Artificial Intelligence
for Drug Discovery and Personalized Research for Amyotrophic Lateral Sclerosis

An end-to-end
artificial intelligence-driven
drug discovery company
We develop artificial intelligence platforms that utilize deep generative models, reinforcement learning, transformer, and other modern machine learning techniques for novel target discovery and generation of novel molecular structures with desired properties. We focus on developing breakthrough solutions for the discovery and development of innovative drugs for cancer, fibrosis, infectious diseases, autoimmune diseases, and
age-related diseases.

Since 2014, Insilico Medicine has established strategic collaborations with more than 30 pharmaceutical and biotechnology companies and academic research groups in the United States, Europe, China, Japan and other countries and regions, and launched multiple internal R&D pipelines for novel, difficult and previously undruggable targets.
ALS is a rapidly progressive, age-associated, and rare disease without an effective treatment. ALS patients usually expire within 2-5 years after diagnosis. Current FDA-approved drugs for ALS do not reverse any neuro-degeneration from patients, and some treated patients even showed no clinical benefit outcome. The use of advanced bioinformatics techniques
and deep learning, which showed promising results in many research areas, address the urgent need to develop new therapeutics for ALS.
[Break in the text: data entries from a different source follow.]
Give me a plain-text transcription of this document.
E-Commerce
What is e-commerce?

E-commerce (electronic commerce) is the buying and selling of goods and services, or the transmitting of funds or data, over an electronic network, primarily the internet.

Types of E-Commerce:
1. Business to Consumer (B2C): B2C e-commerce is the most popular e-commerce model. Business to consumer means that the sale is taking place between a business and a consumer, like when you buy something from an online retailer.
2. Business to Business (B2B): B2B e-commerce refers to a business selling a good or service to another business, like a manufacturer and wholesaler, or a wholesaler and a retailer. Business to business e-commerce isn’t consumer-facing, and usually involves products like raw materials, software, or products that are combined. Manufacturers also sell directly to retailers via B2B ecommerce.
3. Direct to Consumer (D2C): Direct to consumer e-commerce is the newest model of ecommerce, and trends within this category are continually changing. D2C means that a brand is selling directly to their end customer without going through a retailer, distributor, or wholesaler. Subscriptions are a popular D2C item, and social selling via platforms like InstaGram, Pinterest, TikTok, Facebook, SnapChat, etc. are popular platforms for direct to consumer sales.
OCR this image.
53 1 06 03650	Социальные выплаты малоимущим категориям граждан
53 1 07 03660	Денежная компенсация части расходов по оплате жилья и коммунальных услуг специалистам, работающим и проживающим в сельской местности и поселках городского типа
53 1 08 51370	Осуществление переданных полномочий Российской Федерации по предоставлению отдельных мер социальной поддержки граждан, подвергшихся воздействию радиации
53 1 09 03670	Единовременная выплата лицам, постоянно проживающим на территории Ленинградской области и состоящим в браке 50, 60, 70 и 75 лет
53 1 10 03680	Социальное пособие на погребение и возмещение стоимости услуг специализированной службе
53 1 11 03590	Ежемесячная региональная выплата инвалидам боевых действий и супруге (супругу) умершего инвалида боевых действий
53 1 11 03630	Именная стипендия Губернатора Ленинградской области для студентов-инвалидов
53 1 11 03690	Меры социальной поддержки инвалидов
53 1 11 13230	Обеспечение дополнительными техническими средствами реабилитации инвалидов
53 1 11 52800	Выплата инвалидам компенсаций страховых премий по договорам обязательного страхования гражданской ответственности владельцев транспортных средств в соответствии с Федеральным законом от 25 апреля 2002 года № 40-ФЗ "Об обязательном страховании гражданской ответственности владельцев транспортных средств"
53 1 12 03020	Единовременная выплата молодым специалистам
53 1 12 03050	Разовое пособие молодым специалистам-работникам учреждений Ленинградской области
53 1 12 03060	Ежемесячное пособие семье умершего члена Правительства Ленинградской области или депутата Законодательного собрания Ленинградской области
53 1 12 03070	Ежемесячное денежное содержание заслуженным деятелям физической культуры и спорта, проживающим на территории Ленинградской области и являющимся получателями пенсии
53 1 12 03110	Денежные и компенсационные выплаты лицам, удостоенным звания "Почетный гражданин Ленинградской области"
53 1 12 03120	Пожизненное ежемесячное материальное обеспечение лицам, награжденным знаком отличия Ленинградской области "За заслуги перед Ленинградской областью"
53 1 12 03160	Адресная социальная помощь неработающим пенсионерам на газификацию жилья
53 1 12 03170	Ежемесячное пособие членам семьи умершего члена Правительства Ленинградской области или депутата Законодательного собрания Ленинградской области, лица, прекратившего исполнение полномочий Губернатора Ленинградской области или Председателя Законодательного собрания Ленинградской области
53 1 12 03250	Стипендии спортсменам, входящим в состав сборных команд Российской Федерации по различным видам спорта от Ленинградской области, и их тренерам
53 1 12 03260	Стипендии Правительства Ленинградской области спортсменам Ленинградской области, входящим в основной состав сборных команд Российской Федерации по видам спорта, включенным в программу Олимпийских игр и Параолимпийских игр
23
In 2016, Insilico Medicine partnered with Above and Beyond (A&B), a patient-sponsored research organization that manages and funds research on ALS. Using the latest developments in AI, Insilico Medicine identified a range of novel targets for new drugs and drug repurposing candidates. Although we could not comprehensively conclude the efficacy of our proposed candidates due to patient confidentiality, we devoted time and effort as well as gained valuable experience in researching ALS. Insilico Medicine has been conducting researches on target discovery and drug repurposing with other interested parties using PandaOmicsTM. This website, presents some of these works.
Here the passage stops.